Speaker Enrollment

Speaker identification lets Kenzy know who is talking. This enables personalized responses and is required for sensitive operations like locking and unlocking doors.

How it works

During enrollment, Kenzy records several short audio samples from a person and computes a speaker embedding — a compact numerical representation of their voice. At runtime, each captured utterance is compared against all enrolled embeddings using cosine similarity. The speaker with the highest similarity above the configured threshold is returned; otherwise the speaker is reported as unknown.

Embeddings are stored as .npy files in data/speakers/<name>.npy.

Requirements

  • The kenzy-speaker service must be running
  • The kenzy-tts service must be running (used to read prompts aloud during enrollment)
  • A microphone connected to the machine running kenzy-enroll

Running enrollment

kenzy-enroll [configs/speaker.yaml]

The CLI will:

  1. Ask for the speaker's name
  2. Read each enrollment prompt aloud via TTS
  3. Record the speaker saying the prompt
  4. Repeat for all prompts
  5. Compute and save the embedding to data/speakers/<name>.npy

The default prompts are phonetically diverse sentences chosen to capture a broad range of sounds. You can customize them in configs/speaker.yaml under enroll_prompts.

Enrolling by voice (from a node)

You can also enroll without the CLI by speaking to a room node — say something like "Hey Kenzy, enroll me as Alice". Kenzy then reads out the enroll_prompts sentences (the same configurable list the CLI uses) and records your reply to each through that node's microphone, so the samples come from the device and room you actually use.

This is off by default. Enable it from the dashboard (Services → speaker → toggle allow_voice_enroll on, Save) or by setting it in the speaker config:

allow_voice_enroll: true

The server reads this live, so a dashboard toggle takes effect without a restart.

How it flows once enabled:

  1. You ask Kenzy to enroll a name; it replies "Okay, enrolling Alice…".
  2. After each prompt tone, read back the sentence Kenzy asks for (one sample per enroll_prompts entry) — it POSTs each to kenzy-speaker.
  3. It confirms "All done — I've enrolled Alice." (or cancels after several unclear captures, or times out if abandoned).

Why it's off by default

When voice enrollment is on, anyone within earshot of a node can enroll — including under an existing name.
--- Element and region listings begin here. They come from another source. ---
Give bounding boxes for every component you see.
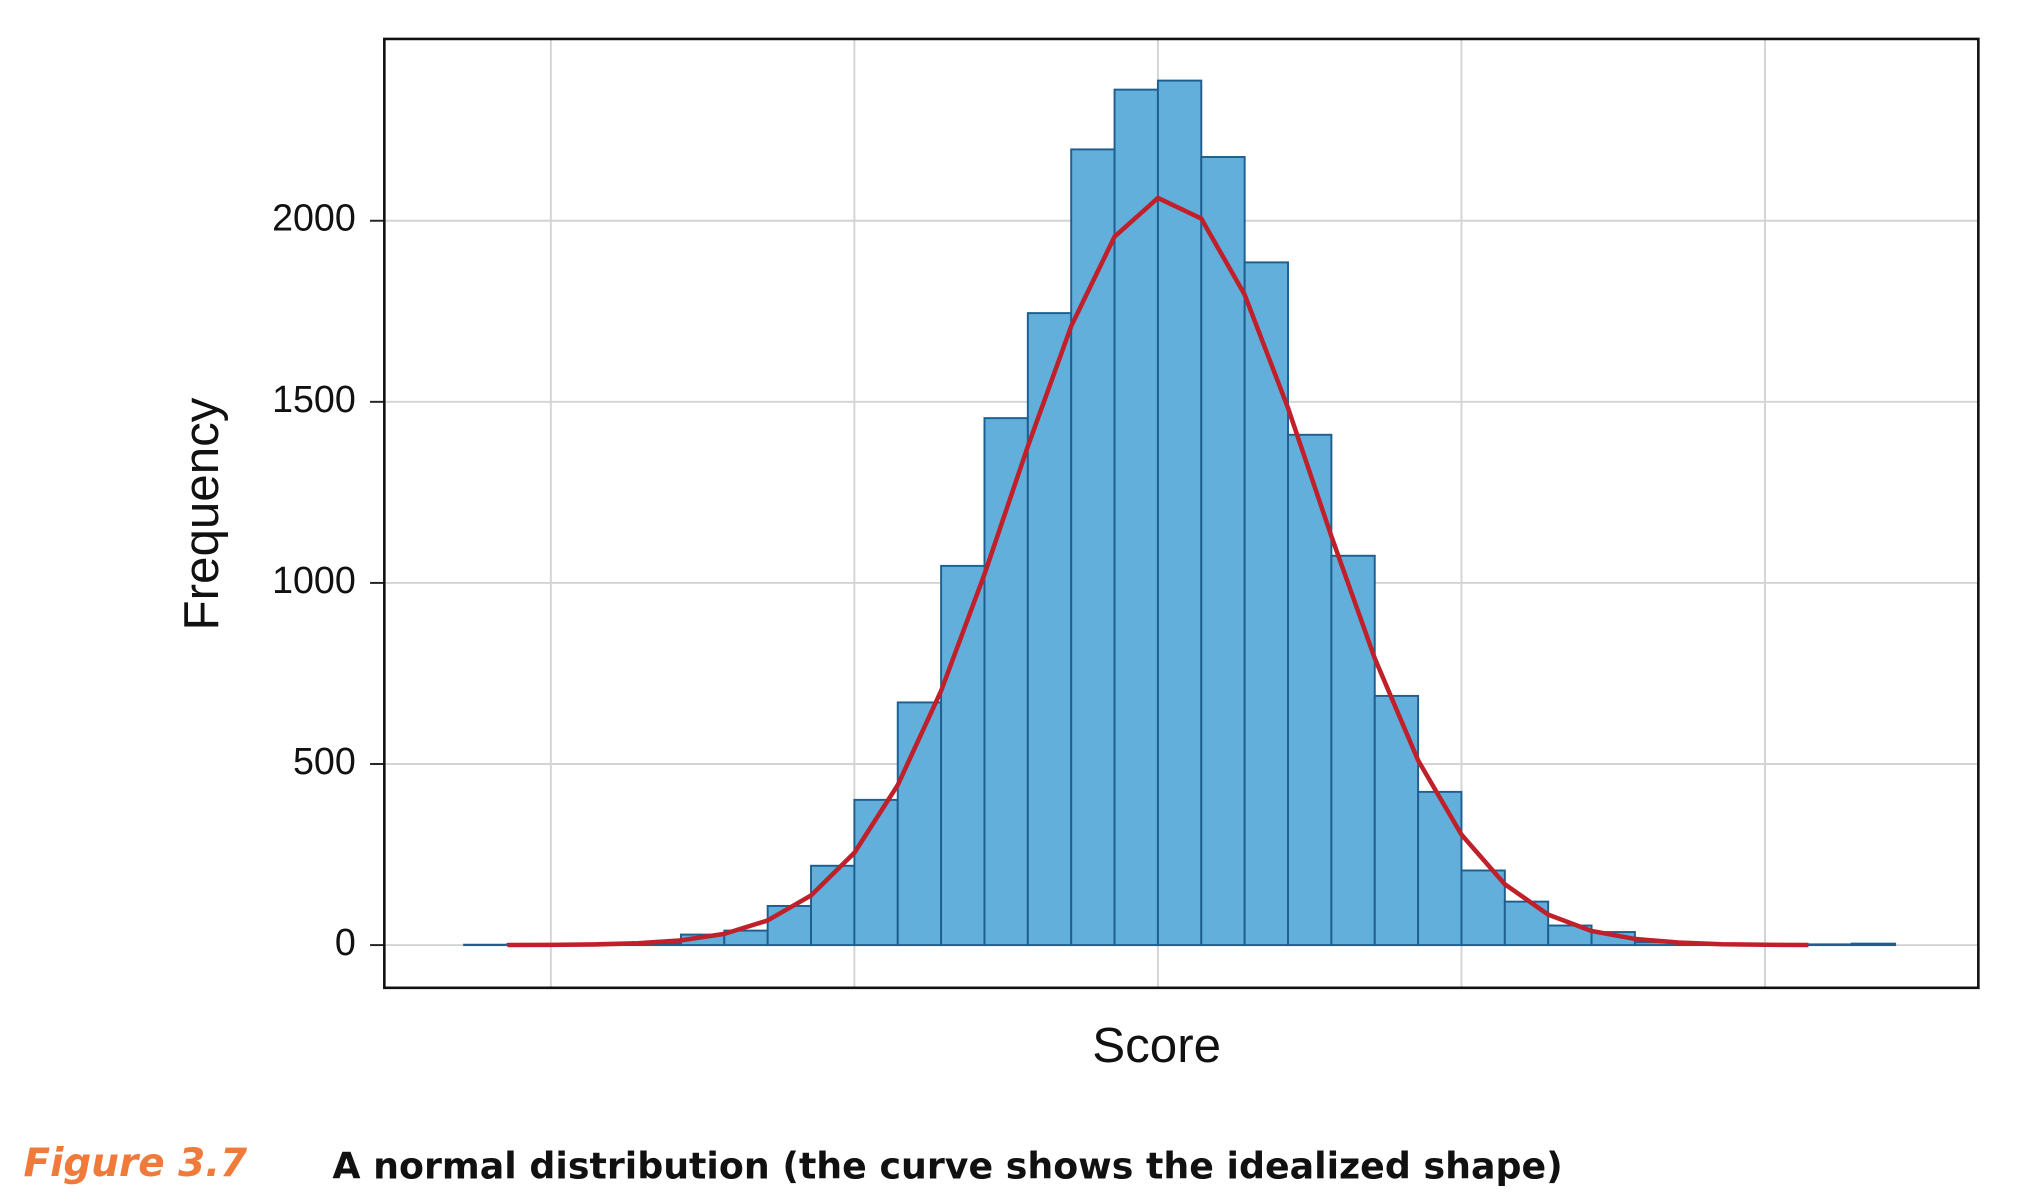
caption: A normal distribution (the curve shows t… (332, 1144, 1562, 1187)
histogram-bar (1070, 148, 1116, 947)
histogram-bar (1200, 156, 1246, 947)
x-axis-label: Score (1092, 1018, 1221, 1073)
figure-label: Figure 3.7 (23, 1141, 248, 1186)
y-tick-label: 2000 (272, 197, 356, 239)
y-tick-label: 0 (335, 921, 356, 963)
y-tick-label: 1000 (272, 559, 356, 601)
histogram-bar (983, 417, 1029, 947)
histogram-bar (1330, 554, 1376, 947)
histogram-bar (1243, 261, 1289, 947)
histogram-bar (853, 798, 899, 947)
histogram-bar (766, 904, 812, 947)
histogram-bar (1850, 942, 1897, 947)
histogram-bar (1026, 312, 1073, 947)
histogram-bar (810, 864, 856, 947)
histogram-bar (940, 564, 986, 947)
y-tick-label: 500 (293, 740, 356, 782)
density-curve (507, 195, 1809, 948)
histogram-bar (1373, 694, 1420, 947)
y-axis-label: Frequency (174, 397, 229, 630)
histogram-bar (1287, 433, 1333, 947)
plot-frame (383, 37, 1980, 990)
histogram-bar (1460, 869, 1506, 947)
histogram-bar (1807, 943, 1853, 947)
y-tick-label: 1500 (272, 378, 356, 420)
histogram-bar (1417, 790, 1463, 947)
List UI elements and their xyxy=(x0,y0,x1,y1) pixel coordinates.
Because speaker identity gates sensitive actions (e.g. unlocking doors), that could let someone register their voice as a trusted person and bypass the gate. Leave it off unless you trust everyone with microphone access, and prefer the kenzy-enroll CLI for the people who can unlock things. Speaker ID is a convenience gate, not strong authentication (see Security implications).

Re-enrolling a speaker

Run kenzy-enroll again with the same name. The existing embedding file is overwritten.

Removing a speaker

Delete the embedding file:

rm data/speakers/<name>.npy

Restart kenzy-speaker for the change to take effect.

Tuning the identification threshold

The identify_threshold in configs/speaker.yaml controls how strict the match must be:

Threshold Behavior
0.20 Permissive — fewer unknown results, higher risk of misidentification
0.25 Default — good balance for a home environment
0.30–0.35 Strict — more unknown results if audio quality varies

If enrolled speakers are frequently returned as unknown, lower the threshold. If strangers are being matched to enrolled speakers, raise it.

Enrollment quality

Record in the room and with the microphone you will use day-to-day. Enrollment done in a quiet studio with a headset will not generalize well to a noisy kitchen with a far-field mic.

Security implications

Speaker identification is not a strong authentication mechanism — it can be fooled by a recording or a similar-sounding voice. It is used as a convenience gate (requiring a recognisable voice for lock/cover operations) rather than a cryptographic security boundary.